While experimenting with another tunnel built on KCP and smux, I discovered that performance could be greatly increased by increasing the size of smux buffers. It's likely that doing the same can also improve performance in Snowflake.
There are two relevant parameters, MaxReceiveBuffer and MaxStreamBuffer. MaxStreamBuffer seems to be the most important one to increase.
https://pkg.go.dev/github.com/xtaci/smux#Config // MaxReceiveBuffer is used to control the maximum // number of data in the buffer pool MaxReceiveBuffer int
// MaxStreamBuffer is used to control the maximum // number of data per stream MaxStreamBuffer int
The default values are 4 MB and 64 KB. https://github.com/xtaci/smux/blob/eba6ee1d2a14eb7f86f43f7b7cb3e44234e13c66/... MaxReceiveBuffer: 4194304, MaxStreamBuffer: 65536,
kcptun, a prominent KCP/smux tunnel, has defaults of 4 MB (--smuxbuf) and 2 MB (--streambuf) in both client and server: https://github.com/xtaci/kcptun/blob/9a5b31b4706aba4c67bcb6ebfe108fdb564a905...

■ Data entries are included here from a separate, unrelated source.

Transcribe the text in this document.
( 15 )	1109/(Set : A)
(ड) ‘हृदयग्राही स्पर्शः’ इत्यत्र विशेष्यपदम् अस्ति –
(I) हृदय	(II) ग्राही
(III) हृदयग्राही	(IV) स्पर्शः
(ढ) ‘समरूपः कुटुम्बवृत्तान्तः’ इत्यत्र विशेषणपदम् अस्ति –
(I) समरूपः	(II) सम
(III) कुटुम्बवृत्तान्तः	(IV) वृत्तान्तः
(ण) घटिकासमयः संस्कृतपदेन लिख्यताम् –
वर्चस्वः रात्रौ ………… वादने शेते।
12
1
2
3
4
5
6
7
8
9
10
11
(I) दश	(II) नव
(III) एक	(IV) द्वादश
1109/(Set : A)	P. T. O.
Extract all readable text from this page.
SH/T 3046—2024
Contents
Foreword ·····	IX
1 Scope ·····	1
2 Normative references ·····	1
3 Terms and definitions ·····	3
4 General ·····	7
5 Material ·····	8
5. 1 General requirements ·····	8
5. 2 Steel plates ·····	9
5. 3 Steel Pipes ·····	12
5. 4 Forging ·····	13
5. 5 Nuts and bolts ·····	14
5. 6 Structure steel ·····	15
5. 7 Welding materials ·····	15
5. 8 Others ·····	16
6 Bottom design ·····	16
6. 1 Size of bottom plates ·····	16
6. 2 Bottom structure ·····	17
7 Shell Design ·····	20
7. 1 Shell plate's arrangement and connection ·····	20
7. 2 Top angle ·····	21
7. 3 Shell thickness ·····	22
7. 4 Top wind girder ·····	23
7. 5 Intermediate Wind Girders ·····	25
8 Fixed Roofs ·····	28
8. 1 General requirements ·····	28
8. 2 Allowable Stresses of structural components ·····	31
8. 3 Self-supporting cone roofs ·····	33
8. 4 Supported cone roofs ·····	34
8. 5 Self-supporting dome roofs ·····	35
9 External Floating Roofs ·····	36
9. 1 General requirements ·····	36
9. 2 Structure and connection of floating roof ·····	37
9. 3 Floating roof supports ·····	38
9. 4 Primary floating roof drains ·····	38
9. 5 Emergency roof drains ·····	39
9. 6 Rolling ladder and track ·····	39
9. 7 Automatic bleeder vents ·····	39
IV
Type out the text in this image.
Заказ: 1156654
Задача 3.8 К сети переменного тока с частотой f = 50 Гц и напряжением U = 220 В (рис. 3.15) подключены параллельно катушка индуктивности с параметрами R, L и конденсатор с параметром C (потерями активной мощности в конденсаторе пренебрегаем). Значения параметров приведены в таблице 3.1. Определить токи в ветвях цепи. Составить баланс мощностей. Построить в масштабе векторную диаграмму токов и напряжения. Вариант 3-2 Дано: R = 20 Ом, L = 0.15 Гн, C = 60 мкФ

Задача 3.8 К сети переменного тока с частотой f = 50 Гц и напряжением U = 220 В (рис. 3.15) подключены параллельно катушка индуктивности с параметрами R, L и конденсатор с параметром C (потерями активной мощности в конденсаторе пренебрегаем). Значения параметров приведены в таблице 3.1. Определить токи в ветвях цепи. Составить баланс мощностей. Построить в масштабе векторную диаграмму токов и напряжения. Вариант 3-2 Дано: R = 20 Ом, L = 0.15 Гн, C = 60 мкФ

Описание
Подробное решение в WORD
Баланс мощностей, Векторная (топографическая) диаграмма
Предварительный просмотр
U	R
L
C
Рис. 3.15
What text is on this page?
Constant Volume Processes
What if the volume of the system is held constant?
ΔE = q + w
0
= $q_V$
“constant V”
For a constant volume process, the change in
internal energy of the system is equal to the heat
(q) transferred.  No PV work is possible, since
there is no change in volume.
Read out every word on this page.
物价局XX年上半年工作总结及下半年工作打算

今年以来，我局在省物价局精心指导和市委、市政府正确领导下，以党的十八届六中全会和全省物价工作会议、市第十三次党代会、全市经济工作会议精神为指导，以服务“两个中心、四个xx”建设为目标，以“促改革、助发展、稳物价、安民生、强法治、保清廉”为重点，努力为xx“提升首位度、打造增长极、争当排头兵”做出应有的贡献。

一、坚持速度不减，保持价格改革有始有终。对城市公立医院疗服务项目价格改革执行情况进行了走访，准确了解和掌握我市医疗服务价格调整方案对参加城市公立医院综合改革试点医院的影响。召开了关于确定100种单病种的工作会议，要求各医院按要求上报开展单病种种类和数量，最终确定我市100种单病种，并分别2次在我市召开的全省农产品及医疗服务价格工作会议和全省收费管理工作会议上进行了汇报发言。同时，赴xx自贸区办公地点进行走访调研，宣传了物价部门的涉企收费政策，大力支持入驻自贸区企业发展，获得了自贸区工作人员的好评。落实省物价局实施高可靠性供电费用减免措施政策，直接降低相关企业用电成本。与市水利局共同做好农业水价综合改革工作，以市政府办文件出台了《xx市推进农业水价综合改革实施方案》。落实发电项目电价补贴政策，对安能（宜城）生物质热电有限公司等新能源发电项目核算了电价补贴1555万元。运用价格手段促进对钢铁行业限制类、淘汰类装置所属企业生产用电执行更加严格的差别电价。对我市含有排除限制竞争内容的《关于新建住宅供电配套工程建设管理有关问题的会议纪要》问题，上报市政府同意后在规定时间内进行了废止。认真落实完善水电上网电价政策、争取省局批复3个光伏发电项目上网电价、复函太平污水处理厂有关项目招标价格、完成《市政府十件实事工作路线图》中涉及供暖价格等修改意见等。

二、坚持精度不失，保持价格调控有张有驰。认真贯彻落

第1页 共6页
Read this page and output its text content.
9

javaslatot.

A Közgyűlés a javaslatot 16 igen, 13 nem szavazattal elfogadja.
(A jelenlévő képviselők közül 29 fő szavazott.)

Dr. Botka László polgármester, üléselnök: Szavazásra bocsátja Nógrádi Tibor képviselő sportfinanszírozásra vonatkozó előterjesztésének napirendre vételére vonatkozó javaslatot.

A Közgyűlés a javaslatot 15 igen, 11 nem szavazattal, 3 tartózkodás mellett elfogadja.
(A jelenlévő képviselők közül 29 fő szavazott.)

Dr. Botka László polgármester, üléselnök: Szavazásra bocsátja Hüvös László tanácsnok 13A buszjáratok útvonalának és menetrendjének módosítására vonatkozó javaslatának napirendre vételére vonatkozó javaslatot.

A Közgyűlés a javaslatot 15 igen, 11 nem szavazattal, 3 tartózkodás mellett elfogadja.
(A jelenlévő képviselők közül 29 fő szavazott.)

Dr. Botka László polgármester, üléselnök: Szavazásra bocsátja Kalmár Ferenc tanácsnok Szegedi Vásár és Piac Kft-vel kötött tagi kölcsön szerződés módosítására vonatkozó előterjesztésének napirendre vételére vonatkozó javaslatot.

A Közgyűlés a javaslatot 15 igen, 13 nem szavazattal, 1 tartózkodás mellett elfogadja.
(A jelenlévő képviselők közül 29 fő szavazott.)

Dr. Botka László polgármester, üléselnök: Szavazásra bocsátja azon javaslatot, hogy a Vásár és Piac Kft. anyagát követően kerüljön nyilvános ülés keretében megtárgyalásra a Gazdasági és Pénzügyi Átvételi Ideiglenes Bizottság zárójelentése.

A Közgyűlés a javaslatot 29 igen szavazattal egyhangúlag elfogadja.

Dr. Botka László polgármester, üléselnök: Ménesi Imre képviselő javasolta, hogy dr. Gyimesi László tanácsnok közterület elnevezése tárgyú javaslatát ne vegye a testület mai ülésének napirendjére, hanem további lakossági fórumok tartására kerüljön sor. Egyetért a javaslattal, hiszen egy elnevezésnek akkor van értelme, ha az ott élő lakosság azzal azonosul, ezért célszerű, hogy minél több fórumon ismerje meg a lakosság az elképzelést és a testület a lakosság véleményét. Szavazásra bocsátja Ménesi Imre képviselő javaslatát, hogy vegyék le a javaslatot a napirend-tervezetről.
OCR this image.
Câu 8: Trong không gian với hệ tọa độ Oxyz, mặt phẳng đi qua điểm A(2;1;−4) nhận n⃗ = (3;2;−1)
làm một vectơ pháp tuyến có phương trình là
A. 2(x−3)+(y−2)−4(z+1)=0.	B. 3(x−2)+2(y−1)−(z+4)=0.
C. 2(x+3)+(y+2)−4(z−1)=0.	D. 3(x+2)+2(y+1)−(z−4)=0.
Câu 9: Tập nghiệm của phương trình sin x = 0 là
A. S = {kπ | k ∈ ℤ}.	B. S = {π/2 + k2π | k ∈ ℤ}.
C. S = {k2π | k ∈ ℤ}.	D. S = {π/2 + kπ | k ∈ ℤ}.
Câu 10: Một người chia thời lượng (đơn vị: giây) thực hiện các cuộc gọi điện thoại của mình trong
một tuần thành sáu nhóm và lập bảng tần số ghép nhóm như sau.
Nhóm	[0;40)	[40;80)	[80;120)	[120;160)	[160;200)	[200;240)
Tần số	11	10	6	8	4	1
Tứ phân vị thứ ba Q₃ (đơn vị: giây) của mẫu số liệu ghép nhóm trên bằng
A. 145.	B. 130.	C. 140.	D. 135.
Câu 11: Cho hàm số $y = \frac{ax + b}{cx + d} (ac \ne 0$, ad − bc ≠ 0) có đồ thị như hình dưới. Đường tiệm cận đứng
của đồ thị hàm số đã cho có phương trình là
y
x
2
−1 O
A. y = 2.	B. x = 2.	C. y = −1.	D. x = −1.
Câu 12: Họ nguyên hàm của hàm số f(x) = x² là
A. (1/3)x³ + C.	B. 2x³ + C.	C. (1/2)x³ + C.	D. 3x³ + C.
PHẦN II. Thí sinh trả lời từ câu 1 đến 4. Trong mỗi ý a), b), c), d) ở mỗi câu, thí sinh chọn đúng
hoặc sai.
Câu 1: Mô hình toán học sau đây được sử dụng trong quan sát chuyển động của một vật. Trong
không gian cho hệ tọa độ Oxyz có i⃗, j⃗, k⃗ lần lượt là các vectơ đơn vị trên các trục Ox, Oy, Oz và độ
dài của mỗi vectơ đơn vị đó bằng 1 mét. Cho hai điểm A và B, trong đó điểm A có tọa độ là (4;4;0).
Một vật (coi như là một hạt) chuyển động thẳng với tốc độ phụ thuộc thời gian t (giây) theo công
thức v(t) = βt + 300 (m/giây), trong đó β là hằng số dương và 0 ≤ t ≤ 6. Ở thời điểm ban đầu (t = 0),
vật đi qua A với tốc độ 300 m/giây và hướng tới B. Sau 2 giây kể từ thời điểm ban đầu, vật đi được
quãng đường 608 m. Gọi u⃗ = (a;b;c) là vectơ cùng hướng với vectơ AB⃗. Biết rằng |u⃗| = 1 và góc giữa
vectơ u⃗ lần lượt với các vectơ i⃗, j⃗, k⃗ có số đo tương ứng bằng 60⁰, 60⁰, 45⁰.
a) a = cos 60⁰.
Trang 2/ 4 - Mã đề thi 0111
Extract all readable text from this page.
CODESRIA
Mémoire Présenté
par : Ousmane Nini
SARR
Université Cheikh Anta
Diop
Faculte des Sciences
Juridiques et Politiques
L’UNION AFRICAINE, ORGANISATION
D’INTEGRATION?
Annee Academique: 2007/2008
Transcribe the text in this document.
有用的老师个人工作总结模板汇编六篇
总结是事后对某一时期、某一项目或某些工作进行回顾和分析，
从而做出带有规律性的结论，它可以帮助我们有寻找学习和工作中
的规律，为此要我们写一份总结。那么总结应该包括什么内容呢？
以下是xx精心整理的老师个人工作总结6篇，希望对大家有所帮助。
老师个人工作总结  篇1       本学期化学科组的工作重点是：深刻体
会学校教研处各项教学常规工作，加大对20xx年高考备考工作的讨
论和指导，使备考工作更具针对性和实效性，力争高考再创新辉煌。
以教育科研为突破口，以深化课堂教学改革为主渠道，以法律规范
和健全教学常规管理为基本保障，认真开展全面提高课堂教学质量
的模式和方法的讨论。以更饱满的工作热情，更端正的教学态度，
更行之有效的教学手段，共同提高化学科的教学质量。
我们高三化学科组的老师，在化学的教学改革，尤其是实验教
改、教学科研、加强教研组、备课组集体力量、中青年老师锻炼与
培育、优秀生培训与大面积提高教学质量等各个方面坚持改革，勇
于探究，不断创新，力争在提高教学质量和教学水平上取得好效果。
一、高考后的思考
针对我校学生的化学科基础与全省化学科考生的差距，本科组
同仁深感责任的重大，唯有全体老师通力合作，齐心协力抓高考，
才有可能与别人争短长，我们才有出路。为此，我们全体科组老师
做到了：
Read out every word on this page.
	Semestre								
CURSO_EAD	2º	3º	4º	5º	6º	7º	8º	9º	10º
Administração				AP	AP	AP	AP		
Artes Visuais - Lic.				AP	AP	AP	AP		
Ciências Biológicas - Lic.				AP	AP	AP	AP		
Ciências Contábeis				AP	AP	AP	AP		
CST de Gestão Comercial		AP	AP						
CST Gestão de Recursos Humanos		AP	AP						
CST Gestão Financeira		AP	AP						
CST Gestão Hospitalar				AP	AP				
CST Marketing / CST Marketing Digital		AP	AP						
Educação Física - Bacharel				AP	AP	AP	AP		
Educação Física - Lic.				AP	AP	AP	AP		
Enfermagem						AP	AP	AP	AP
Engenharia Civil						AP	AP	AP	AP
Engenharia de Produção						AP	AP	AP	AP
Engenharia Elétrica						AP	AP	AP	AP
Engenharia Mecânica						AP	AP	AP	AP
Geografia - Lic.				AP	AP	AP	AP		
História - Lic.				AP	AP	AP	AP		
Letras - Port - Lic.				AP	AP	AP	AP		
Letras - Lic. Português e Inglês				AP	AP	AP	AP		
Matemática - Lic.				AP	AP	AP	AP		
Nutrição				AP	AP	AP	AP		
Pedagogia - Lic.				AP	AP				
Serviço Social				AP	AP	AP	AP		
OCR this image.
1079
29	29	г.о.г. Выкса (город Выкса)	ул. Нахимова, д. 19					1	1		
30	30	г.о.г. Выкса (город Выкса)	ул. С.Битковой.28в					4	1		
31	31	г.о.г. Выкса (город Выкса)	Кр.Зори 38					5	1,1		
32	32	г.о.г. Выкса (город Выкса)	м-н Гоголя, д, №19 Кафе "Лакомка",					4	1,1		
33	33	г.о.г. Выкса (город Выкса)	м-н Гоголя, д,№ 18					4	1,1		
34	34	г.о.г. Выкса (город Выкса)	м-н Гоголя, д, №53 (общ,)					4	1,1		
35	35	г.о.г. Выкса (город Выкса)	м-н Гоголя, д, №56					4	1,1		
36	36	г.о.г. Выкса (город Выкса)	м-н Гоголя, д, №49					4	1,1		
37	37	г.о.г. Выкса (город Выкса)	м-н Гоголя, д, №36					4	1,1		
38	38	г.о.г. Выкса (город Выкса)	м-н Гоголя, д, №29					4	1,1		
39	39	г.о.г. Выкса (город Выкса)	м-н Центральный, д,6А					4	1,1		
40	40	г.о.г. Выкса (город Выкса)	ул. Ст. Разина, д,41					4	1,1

In my experiment, I changed the values to 4 MB / 1 MB on the client and 16 MB / 1 MB on the server. This change increased download speed by about a factor of 3: default buffers 477.4 KB/s enlarged buffers 1388.3 KB/2 Values of MaxStreamBuffer higher than 1 MB didn't seem to have much of an effect. 256 KB did not help as much.
My guess, based on intuition, is that on the server we should set a large value of MaxReceiveBuffer, as it is a global limit shared among all clients, and a relatively smaller value of MaxStreamBuffer, because there are expected to be many simultaneous streams. On the client, don't set MaxReceiveBuffer too high, because it's on an end-user device, but go ahead and set MaxStreamBuffer high, because there's expected to be only one or two streams at a time.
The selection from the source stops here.